# Miscellaneous > General Database Discussions >  Problem with DTS while using #Temp, temporary tables

## Avadhoot

I've created one stored procedure which uses #temp, temporary table.
When I schedule it to generated output in CSV file using DTS, it flags me an error
as ,
'Context: Error Calling GetColumnInfo. Your Provider dows not support all the interfaces/methods required by DTS'

Can anyone tell me why this error occurs?
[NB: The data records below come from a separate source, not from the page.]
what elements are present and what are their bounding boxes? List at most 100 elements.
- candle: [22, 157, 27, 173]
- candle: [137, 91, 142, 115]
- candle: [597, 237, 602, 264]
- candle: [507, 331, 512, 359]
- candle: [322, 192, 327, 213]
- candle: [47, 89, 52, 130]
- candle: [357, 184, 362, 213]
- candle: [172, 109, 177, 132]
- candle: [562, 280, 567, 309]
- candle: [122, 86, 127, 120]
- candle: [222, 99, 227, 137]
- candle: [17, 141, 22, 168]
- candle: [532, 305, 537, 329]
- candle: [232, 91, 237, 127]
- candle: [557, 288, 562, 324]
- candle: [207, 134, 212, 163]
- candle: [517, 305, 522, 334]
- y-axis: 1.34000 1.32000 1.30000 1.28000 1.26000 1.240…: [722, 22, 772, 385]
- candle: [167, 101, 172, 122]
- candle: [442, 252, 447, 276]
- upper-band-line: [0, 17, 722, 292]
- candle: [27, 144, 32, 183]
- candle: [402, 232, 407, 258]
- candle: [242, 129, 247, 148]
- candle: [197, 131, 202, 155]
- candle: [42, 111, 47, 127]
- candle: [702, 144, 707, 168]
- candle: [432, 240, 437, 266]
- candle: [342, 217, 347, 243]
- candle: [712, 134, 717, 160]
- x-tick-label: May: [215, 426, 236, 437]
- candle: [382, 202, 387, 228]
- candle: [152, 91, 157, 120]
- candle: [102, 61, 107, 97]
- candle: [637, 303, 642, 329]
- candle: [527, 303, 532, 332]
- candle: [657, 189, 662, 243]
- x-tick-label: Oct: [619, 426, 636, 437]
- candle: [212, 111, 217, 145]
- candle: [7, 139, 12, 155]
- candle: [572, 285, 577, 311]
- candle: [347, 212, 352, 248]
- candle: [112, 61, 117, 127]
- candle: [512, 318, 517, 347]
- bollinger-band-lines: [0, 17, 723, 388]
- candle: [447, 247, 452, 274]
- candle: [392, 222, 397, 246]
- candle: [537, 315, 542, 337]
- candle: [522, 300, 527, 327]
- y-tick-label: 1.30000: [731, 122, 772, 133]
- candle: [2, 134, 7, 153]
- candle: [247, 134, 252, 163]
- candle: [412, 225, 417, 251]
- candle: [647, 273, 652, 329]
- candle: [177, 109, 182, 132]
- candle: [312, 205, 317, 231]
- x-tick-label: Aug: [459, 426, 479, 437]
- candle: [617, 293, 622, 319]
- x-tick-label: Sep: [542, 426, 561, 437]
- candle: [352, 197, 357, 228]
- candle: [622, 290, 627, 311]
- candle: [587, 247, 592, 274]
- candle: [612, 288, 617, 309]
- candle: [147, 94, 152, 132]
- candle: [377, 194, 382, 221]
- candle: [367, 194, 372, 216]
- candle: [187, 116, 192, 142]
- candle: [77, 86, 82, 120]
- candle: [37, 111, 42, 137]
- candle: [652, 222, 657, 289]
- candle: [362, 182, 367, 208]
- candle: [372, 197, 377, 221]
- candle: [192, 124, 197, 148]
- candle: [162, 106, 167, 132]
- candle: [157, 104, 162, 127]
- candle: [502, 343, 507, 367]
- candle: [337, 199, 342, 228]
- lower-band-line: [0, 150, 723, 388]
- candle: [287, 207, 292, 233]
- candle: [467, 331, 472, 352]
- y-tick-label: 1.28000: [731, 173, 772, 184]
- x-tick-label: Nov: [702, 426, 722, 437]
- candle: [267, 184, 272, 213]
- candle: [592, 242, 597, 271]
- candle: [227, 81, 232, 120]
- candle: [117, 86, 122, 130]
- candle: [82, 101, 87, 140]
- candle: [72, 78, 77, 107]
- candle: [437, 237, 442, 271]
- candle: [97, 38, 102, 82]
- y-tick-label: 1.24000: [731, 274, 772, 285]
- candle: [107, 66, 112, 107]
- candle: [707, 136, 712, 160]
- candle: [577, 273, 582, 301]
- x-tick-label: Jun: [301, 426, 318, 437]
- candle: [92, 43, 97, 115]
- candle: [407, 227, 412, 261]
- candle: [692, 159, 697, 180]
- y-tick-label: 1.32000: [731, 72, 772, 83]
Or is it true that one cannot use Temporary tables in generating output in CSV or text file using DTS ?
 I am using MS-SQL Server 2000

----------


## Stephen

At design time, DTS tries to establish what columns are supplied by the source query.  For SQL Server, it does this by using "SET FMTONLY ON" and then "running" the SQL statement for the source.  The intent is that the column information only is returned to DTS.  
The downside of doing this is that the statement is not actually executed which means that the temporary table never comes into existance.  Hence, SQL Server is unable to establish what columns are to be returned and you end up with the error you are getting.

This is a design time issue only.  Your stored procedure will work as a data source when the package is run.  

To workaround the problem, you will need to find a way to return a recordset to your package that matches what the stored procedure.  Perhaps create a table with the same definition, develop the package and when you are happy with the package, replace the source for the datapump with you stored procedure.

----------


## Rawhide

Or if you can, use the Table data type instead of a temp table.

----------


## hspoulsen

Rawhide,
I've tried your suggestion, but it still comes up with 
'Context: Error Calling GetColumnInfo. Your Provider dows not support all the interfaces/methods required by DTS'
Do you know if this is a viable solution?
TIA
Henrik

----------


## rmiao

Tried with global temp table or staging table?

----------


## hspoulsen

rmiao,
I have not tried a global temp table, as I thought that other users could see this?
I do not know what a staging table is.
Best regards,
Henrik

----------


## rmiao

Global temp table is available to all sessions, and staging table is regular table to hold temp data that waiting process.

----------


## hspoulsen

rmiao,
I ended up using a "staging table" even if I did not know the word for it.
It doesn't look very nice, but it'll have to do.
Thank you for helping out.
Henrik

----------